Mediation – The way forward for troubled retailers

You don’t need to be an avid reader of the Financial Times to notice what is happening in the retail sector in the UK.  Just a walk down the High Street to see the names we grew up with shows that retailers in the UK are struggling to adapt to globalisation and new technological challenges from ‘platform’ businesses like Amazon, E-bay and other online retailers and ‘box shifters’.  We are only half-way through 2018 and already we are seeing the failures of several household names including Poundworld, Henry Lloyd, Kleeneze, County Wide Farmers, Toys ‘R’ Us UK, Maplin, Joe Bloggs.  2017 was also a bad year seeing the demise of Greenwoods, Jaeger, Agent Provocateur.

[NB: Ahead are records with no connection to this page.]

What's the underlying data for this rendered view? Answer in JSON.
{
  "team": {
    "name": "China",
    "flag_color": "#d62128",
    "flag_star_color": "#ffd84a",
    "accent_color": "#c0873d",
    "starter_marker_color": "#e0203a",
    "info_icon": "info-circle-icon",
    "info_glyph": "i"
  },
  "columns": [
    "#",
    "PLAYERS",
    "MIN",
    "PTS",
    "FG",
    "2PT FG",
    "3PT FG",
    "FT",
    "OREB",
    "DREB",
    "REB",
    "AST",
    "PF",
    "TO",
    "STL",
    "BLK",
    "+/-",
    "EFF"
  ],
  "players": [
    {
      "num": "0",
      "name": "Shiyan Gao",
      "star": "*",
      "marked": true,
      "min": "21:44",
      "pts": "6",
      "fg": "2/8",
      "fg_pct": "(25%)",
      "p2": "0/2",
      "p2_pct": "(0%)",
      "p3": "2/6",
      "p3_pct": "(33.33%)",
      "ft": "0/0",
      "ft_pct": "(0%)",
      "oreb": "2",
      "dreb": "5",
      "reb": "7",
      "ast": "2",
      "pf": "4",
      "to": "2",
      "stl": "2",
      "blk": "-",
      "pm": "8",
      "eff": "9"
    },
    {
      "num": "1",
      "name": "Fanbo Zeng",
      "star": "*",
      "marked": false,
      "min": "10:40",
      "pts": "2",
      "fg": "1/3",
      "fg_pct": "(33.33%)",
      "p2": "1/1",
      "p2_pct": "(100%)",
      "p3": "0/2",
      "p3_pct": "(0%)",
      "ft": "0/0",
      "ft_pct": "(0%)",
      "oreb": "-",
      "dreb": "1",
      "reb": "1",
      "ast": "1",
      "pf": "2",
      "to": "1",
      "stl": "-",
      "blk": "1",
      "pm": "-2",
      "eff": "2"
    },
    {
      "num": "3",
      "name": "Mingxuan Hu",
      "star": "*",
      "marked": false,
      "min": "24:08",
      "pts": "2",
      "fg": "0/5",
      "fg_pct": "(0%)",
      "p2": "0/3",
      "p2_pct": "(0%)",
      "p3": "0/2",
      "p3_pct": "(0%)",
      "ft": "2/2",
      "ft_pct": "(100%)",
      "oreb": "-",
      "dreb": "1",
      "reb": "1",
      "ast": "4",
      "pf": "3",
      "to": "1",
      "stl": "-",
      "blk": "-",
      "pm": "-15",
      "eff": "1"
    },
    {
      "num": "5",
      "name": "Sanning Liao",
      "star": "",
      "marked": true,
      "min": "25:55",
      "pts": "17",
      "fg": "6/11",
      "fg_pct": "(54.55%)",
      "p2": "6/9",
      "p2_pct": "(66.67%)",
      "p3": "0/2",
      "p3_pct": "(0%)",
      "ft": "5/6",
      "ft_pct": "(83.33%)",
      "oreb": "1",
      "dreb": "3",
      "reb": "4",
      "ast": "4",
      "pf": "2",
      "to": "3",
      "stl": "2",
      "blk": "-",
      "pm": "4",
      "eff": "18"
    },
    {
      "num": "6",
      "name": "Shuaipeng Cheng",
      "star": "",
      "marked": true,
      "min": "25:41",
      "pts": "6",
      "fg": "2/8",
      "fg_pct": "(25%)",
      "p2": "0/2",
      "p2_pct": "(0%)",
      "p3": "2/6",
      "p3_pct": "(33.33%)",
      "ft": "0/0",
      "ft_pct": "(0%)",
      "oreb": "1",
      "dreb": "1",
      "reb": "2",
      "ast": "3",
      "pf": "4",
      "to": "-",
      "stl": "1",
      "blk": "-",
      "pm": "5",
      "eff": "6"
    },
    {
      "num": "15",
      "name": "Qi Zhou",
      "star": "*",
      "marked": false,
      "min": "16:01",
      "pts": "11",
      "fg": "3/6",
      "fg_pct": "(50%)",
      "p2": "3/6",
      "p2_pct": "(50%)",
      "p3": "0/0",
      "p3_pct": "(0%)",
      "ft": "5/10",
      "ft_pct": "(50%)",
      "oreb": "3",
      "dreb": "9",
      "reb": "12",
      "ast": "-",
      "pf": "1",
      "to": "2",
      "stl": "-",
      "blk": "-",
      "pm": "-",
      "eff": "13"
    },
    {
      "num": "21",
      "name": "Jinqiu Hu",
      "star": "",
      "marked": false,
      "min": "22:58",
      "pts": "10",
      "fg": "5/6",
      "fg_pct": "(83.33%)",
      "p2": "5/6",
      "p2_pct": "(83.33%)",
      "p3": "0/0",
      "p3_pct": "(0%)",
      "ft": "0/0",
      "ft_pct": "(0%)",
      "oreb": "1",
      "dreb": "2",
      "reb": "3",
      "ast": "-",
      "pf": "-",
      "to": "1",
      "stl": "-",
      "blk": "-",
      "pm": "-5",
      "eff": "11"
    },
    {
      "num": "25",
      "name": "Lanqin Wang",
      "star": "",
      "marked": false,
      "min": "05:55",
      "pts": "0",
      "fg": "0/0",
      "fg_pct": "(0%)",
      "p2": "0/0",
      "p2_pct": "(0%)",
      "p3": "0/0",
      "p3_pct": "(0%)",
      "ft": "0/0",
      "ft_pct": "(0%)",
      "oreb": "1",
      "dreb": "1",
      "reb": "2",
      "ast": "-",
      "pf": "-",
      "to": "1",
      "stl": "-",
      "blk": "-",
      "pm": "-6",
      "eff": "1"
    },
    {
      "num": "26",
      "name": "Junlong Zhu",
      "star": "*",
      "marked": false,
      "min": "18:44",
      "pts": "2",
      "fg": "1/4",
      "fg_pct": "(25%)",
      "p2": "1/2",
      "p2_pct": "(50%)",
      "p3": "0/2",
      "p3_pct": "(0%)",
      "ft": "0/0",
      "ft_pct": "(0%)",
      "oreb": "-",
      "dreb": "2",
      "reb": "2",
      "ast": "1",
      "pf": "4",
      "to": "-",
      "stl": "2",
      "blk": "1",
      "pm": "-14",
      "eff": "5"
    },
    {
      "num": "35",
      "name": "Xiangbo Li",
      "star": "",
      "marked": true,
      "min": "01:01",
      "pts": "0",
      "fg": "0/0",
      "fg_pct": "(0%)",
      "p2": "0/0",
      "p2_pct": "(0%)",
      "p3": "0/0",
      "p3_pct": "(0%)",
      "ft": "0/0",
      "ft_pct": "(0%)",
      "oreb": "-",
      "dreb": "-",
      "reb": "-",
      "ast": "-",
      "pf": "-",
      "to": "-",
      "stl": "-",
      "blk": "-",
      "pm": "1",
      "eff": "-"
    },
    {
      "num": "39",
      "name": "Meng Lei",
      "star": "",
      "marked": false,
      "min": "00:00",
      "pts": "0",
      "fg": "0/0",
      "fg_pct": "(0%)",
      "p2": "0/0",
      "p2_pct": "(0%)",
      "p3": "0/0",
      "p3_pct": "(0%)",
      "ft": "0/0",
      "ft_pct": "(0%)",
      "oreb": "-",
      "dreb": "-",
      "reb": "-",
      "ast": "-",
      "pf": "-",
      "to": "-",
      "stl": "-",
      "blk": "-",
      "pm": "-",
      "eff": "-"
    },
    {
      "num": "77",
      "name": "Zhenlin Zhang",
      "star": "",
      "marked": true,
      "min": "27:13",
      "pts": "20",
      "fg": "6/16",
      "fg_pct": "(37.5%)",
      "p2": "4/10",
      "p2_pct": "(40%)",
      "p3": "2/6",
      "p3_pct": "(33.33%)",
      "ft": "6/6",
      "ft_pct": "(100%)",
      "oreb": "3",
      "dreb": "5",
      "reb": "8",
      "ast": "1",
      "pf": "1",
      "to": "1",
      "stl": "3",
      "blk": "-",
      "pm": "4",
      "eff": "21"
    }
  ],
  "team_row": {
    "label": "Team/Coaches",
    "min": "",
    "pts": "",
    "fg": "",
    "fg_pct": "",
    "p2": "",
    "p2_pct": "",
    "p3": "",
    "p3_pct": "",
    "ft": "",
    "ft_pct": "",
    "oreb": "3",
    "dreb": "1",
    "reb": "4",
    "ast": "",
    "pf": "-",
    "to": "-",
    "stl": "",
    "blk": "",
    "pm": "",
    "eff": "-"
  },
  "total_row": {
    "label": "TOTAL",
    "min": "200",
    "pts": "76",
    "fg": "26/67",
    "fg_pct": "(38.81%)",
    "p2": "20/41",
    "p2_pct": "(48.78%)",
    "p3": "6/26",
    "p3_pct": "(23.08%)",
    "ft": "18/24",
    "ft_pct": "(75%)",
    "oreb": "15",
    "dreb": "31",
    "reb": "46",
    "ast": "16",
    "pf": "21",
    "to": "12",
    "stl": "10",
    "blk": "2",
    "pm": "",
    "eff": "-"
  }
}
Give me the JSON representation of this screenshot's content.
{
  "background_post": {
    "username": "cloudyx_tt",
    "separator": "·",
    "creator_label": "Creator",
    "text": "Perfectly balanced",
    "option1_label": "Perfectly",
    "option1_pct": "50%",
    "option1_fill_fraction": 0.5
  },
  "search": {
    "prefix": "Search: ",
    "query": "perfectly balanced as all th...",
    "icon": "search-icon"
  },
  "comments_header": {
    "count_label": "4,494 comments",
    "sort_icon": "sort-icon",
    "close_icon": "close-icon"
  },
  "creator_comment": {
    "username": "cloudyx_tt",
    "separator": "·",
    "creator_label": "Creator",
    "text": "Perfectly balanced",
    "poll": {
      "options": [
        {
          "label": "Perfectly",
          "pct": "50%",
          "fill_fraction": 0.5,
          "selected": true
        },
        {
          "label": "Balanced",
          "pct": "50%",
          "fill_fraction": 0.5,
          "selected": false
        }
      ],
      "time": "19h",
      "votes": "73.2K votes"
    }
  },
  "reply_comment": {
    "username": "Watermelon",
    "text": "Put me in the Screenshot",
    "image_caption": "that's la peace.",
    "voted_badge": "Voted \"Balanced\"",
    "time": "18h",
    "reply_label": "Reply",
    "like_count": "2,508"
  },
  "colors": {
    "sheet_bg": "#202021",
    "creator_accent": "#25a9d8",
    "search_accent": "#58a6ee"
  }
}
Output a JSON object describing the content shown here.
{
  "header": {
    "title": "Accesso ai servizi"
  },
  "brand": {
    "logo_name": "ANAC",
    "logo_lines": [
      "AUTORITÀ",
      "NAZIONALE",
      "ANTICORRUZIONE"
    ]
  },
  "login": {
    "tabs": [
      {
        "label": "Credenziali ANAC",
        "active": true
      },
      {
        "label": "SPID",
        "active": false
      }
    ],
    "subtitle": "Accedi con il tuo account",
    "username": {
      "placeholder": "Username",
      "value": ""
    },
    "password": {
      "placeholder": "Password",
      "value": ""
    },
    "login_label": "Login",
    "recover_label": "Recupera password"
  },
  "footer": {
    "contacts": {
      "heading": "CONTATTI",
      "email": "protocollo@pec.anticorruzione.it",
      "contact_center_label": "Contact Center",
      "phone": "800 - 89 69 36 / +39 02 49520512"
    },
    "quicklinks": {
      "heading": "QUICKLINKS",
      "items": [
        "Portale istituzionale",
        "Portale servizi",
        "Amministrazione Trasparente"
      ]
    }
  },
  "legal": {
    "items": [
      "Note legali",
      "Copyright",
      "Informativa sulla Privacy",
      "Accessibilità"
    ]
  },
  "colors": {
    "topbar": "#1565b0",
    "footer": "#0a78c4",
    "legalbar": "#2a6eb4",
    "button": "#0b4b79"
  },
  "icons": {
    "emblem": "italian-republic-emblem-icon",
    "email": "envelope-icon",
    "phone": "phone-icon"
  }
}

The Company Voluntary Arrangement of the House of Fraser is just the most recent big name to fall victim to changing times.  Accompanying the big names are thousands of smaller corner shops, businesses, newsagents and other enterprises which seem to disappear often, and this was the problem, because we never knew nor did business there.

And yet whilst so many retailers are struggling in this manner through difficult times, others are finding their niche and remain popular and profitable.  The trick of course is to identify how to transform one’s business from a struggling example of the outmoded and outclassed to the thriving ‘boutique’ enterprise successfully catering to a loyal following; maybe  adopting a “purple cow” approach to find their niche.

While Directors are scratching their heads, cashflow and management accounts move on.  Who can blame the proprietors of such businesses for listening to the siren call and contacts supplied by their accountants suggesting they enter into Company Voluntary Arrangements and go into administration?  But is this the best course of action or may there possibly be others.  The advantages of a CVA or “Chapter 11” as our American cousins call it are that you can keep the creditors from the door for a while provided you keep up the payments.  However there are three distinct disadvantages, these are:-

  1. Company Voluntary Arrangements are run in strict compliance with statute and the administrators of the arrangement are under strict statutory duty to stay within the legal framework and not to take chances.
  2. For every honest merciful helpful administrator there is another who provides little service during the course of the administration and spends most of his or her time working out how much more they will make after they have personally petitioned for the company’s liquidation. All it will take is just a little manipulation of circumstances including obstruction of the process of intervention by the limited number of “white knights” might otherwise save the business..
  3. The CVA process is very public. Sometimes this is an advantage but often it will kill goodwill and trade.

So what is the alternative?  In the case of so many businesses of whatever size, there are usually only one, two or three main creditors whose portion of the overheads and cashflow management is critical.  Rather than paying a CVA Administrator on an ongoing basis why not engage a professionally trained and accredited commercial mediator. The mediator will  get these one, two or three major players around the table in private for as long as it takes to “cut a deal” that everyone can live with.  This usually only takes a day, sometimes a day or two but the process can be swift and the outcome remarkably beneficial.  In the course of a commercial mediation with say a major creditor or a landlord, the constraints which are imposed on an Administrator under the legal framework do not exist.  The range of possible outcomes is limited only by the imagination of the participants attending the mediation under the helpful guidance of a mediator who will have seen it all before and may have suggestions to offer which the participants have not themselves heard of.

At the end of the day it may mean a commercial landlord accepting less rent or partial surrender of the lease or assignment or underletting or offering a new lease on terms perhaps less lucrative than previously.  It may mean a creditor taking less money in the pound or being offered alternative security in order to keep their own business going.  At the end of mediation there may not be a group hug and the popping of champagne corks every time but, in 85% of cases, those who attend leave with a deal they can live with and life can go on.

So next time you hear that siren call to think about a CVA, think of commercial mediation as a cheaper and potentially more cost-effective and always more flexible. Mediation may be just what you need to give your business a better chance of  becoming the successful enterprise it once was and may yet be again.